Habitat for Humanity says



            Shearlock agrees it might be possible they are the largest, new-home builders in the county, overtaking D.R. Horton. In 2012, Habitat built 212 homes in Escambia and Santa Rosa Counties combined. They were wrapping up with NSP2 funds.



            "It was new money brought to the community," Shearlock said. "We were building at a very fast pace."



            But the non-profit disagreed with the notion jobs were being lost due to volunteer labor and donated materials.



            "While a portion of out homes are built by volunteers, over half of the labor is subcontracted," Shearlock said. "A majority of the work is paid for with local subcontractors."



            She said volunteers do the rough framing, landscaping and painting. The company pays subcontractors to handle the plumbing, electrical, lay the foundation and finish the roof.

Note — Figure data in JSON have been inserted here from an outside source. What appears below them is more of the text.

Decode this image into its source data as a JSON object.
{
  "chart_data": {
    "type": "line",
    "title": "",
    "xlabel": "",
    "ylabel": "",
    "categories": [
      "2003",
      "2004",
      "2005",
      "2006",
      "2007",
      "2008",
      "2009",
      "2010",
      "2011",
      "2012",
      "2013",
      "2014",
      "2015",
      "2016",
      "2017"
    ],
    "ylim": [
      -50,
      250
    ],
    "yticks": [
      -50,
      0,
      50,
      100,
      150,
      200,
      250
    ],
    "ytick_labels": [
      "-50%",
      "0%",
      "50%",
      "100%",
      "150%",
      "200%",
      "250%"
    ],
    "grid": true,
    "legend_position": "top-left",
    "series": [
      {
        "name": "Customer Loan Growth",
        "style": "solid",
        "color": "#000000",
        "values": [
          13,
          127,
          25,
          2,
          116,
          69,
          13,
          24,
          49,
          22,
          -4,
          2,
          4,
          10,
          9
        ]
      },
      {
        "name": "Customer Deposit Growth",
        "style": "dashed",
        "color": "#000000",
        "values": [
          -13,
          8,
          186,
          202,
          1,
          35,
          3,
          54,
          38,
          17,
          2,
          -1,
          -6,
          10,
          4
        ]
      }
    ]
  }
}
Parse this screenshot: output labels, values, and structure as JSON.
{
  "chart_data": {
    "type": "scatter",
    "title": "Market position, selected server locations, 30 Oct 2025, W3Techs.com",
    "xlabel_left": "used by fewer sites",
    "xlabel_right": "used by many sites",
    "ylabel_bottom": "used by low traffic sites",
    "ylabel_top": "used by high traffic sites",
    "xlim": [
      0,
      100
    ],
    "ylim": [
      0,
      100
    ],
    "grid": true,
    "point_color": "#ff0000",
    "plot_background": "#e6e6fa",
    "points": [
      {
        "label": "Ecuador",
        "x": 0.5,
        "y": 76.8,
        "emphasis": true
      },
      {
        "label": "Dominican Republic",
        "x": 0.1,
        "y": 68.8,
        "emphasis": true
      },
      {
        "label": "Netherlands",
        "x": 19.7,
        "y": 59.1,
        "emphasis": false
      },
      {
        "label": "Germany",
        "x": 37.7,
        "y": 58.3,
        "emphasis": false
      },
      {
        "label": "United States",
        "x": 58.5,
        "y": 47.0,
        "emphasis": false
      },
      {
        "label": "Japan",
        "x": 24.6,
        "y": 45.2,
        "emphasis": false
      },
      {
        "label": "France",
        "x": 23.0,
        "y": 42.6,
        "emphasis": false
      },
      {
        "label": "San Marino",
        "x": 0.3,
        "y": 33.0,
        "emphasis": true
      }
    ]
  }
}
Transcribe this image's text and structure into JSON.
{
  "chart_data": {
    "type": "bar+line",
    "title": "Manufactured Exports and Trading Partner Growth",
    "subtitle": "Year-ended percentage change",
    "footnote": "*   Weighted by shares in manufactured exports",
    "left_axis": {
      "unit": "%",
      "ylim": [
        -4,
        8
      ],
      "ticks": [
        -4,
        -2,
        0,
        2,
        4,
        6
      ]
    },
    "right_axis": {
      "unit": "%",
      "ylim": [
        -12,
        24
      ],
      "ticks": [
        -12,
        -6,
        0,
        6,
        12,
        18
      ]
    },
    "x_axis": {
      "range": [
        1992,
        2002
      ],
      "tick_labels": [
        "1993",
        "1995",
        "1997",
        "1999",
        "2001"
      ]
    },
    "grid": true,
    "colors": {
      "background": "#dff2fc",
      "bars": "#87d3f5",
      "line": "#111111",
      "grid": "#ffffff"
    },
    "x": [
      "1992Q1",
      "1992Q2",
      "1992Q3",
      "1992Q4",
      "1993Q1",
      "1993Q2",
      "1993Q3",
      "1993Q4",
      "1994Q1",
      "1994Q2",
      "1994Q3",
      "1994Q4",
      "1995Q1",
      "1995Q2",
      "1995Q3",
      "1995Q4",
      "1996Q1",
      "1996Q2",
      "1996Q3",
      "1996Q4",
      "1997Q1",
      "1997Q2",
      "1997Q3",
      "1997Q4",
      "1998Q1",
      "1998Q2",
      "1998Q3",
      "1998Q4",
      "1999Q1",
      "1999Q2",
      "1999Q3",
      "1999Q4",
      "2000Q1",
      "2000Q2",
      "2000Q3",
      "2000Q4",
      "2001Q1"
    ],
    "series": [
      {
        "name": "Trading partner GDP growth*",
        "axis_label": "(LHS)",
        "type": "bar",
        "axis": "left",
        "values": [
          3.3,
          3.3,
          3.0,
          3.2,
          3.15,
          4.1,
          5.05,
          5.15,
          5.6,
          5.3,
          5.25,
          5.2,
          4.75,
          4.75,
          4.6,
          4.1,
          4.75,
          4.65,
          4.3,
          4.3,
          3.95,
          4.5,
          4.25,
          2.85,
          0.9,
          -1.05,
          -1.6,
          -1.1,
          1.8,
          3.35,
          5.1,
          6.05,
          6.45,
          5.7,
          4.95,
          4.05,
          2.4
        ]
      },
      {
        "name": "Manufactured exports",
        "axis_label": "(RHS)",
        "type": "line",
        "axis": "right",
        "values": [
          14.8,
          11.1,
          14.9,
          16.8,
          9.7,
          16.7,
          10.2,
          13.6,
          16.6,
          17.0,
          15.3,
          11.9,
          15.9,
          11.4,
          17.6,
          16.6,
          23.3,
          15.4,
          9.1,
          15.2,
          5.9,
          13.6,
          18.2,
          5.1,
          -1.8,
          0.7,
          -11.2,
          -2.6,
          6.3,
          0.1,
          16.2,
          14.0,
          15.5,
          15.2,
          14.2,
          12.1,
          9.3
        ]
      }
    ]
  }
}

            New home construction will slow dramatically after the grant is finished, according to Shearlock. And they expect to return to regular levels of construction. Moving forward, they expect to build around 50 homes in the two-county area.



 



Crime:
            The petition stated concerns from members of the community about the "element of crime that is associated with low-income housing."



            Motes speculated crime would rise as a result of construction of the Habitat homes. He stated there was a lack of respect associated with the homes.



            "Most of these people go through life without any achievement," he said. "Idle hands have a tendency to get you in trouble."



            "It's just a misconception that people have with affordable housing," Shearlock said. "They go through a strict selection process. They go through a criminal check, a credit check and take courses on how to care for their home."



            Shearlock said they build homes for hardworking families and for those who are working to improve the community.